International Journal of Biochemistry Research & Review

Aims: The presented research paper is aimed to prevalence of apoptosis for the first time by using in silico molecular docking and simulation using caspase-3 zymogen and zinc-coordinated compounds. Antioxidant activities of the coordinated complexes were compared to the positive controls (BHT and ascorbic acid).

Study design:  Molecular docking analysis was performed by using Autodock 4.2, setting at 150x140x110 Gridbox, center at -57.616, 31.092, 88.666 with 0.375 Å spacing. Their antioxidant activity was tested by FRAP and DPPH assay.

Place and Duration of Study: Department of Chemistry and department of molecular medicine, Faculty of Medicine, University of Malaya laboratories between January 2014 – July 2014

Methodology: Compounds derived from zinc(II) ion give rise to coordination complexes exhibited CHN, NMR (¹H & ¹³C) and FT-IR spectra consistent with the proposed structures. Based on the x-ray crystal structure, one of the derivatives is a mononuclear square-pyramidal metal complex, with τ value of 0.35. The molecular docking simulation formed between compounds and caspase 3 showed the ligands bind to the active-site gorge well positioned in the active-site gorge.
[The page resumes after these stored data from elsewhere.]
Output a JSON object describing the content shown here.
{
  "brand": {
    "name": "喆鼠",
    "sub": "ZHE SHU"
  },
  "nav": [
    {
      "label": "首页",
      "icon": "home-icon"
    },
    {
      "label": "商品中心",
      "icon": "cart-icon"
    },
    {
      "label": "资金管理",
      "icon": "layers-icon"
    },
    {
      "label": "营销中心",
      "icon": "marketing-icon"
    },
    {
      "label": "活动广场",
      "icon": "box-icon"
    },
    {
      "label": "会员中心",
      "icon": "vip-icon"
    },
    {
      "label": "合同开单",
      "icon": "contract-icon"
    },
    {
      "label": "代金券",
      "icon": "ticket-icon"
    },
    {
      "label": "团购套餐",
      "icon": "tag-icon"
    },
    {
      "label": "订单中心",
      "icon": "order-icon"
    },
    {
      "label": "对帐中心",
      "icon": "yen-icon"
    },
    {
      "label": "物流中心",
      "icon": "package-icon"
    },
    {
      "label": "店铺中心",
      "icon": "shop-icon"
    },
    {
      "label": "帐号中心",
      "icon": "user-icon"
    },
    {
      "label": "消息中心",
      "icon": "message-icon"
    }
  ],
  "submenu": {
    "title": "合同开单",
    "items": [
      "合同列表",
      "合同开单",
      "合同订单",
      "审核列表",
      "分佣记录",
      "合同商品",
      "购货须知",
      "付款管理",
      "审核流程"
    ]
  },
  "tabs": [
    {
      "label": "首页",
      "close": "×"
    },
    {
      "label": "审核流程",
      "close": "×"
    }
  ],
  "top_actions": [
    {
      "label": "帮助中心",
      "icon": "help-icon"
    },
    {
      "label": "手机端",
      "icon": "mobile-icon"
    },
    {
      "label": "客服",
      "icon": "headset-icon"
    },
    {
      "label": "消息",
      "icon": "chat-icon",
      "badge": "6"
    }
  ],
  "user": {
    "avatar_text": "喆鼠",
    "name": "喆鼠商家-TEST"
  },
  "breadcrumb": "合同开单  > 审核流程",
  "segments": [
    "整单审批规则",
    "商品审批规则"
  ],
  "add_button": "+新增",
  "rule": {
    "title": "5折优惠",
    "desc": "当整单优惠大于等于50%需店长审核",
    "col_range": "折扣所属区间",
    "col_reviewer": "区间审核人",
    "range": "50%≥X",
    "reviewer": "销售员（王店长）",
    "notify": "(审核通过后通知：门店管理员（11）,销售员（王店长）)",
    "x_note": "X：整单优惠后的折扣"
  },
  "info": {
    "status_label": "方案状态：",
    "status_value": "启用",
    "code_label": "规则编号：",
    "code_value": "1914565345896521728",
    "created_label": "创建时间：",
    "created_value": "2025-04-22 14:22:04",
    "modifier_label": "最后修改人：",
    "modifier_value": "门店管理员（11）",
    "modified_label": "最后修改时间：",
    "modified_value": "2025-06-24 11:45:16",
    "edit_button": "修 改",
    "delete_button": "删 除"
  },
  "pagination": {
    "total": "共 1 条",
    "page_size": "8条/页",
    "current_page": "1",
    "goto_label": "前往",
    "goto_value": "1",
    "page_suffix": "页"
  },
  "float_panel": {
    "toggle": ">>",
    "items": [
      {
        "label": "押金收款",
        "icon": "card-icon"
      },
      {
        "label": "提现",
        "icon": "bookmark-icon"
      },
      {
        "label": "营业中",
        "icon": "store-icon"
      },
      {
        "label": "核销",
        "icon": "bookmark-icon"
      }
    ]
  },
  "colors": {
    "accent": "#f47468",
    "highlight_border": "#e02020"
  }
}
Results: The residues that have been involved in this protein-ligand interaction docked well by using Autodock 4.2, setting at 150x140x110 Gridbox, center at -57.616, 31.092, 88.666 with 0.375 Å spacing in the hydrophobic pocket. Their antioxidant activity tested revealed their FRAP assay values of 531.11±0.021 and 1886.11±0.008 higher than value of 187.3±2.6 shown by BHT used as standard. The compounds showed IC₅₀ values 21.50±0.009 and 14.80±0.002 lower than ascorbic acid with an IC₅₀ value of 2.26±0.001 μg/mL.

Conclusion: Synthesized zinc(II) complexes have been confirmed to inhibit the activity of caspase 3 both in silico and in vitro and were tested for antioxidant activity by both FRAP and DPPH methods.